Give yourself time to build up to those longer rides before diving in headfirst. And, don’t be afraid of taking frequent breaks during a ride.
Stretch It Out
Speaking of the occasional rest stop, use these opportunities as a way to move and stretch your body in different directions than the one that your motorcycle locks you in to. There’s no way getting around it– while you’re riding, you need to remain locked into that forward-leaning position, and if you ride long or often enough, you’re going to get sore.
However, taking this extra step could be the difference between feeling sore after a short ride versus a weekend full of fun on the bike. To help better care for your body, use those moments of rest for quick stretches to relieve back, shoulder, and neck tension. Your body will thank you for it later.
Chiropractic Treatment For Motorcycle Fatigue
Should you find yourself needing some help recovering from the aches and pains of motorcycle riding, chiropractic treatment is a great, conservative treatment option. Chiropractic can help provide the relief that your body needs after an extended period of riding or the strain from frequent trips.
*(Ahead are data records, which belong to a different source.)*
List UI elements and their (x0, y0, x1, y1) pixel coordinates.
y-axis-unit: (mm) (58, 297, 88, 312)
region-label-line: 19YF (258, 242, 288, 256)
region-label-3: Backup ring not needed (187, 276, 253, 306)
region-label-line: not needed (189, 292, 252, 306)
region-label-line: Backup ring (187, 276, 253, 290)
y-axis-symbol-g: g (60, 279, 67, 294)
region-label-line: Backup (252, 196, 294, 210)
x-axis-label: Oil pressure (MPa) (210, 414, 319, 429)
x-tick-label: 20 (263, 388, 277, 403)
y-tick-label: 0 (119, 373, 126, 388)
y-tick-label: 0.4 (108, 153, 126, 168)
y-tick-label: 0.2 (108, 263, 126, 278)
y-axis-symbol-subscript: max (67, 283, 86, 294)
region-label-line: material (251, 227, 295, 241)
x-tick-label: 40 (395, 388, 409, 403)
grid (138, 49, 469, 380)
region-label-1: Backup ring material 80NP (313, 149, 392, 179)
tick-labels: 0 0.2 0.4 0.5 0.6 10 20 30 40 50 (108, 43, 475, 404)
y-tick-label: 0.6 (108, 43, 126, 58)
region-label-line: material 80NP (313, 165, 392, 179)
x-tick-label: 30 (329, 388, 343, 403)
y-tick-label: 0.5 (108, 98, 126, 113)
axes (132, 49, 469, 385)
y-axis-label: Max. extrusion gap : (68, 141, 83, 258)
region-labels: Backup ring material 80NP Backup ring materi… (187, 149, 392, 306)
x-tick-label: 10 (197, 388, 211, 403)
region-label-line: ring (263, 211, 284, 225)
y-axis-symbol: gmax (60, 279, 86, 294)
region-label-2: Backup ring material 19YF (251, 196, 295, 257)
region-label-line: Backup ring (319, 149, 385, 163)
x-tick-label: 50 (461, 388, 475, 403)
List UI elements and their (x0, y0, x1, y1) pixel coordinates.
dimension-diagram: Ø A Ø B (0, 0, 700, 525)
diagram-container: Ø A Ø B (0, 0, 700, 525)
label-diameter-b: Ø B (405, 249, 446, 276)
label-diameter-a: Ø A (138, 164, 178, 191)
Soreness in one area of the body can affect so much more than just that one area— chiropractic care not only addresses the pain points you may be experiencing from from riding but also helps give the rest of your body the attention that it also needs to decrease inflammation, relieve pressure, reduce nerve irritability, and ultimately allow your entire body to relax.
What should you expect? A chiropractic practitioner uses gentle adjustments of the spine, neck, and extremities to help to realign your body, relieve muscle soreness, and decrease pressure, providing real relief and allowing your system to restore proper function.
Chiropractic sessions can be preventative, restorative, or a part of your healing journey, if your body is struggling with the wear and tear from the miles you spend on your motorcycle. Your practitioner will be able to support your specific needs by taking a personalized approach to each session, and will meet you at your unique starting point.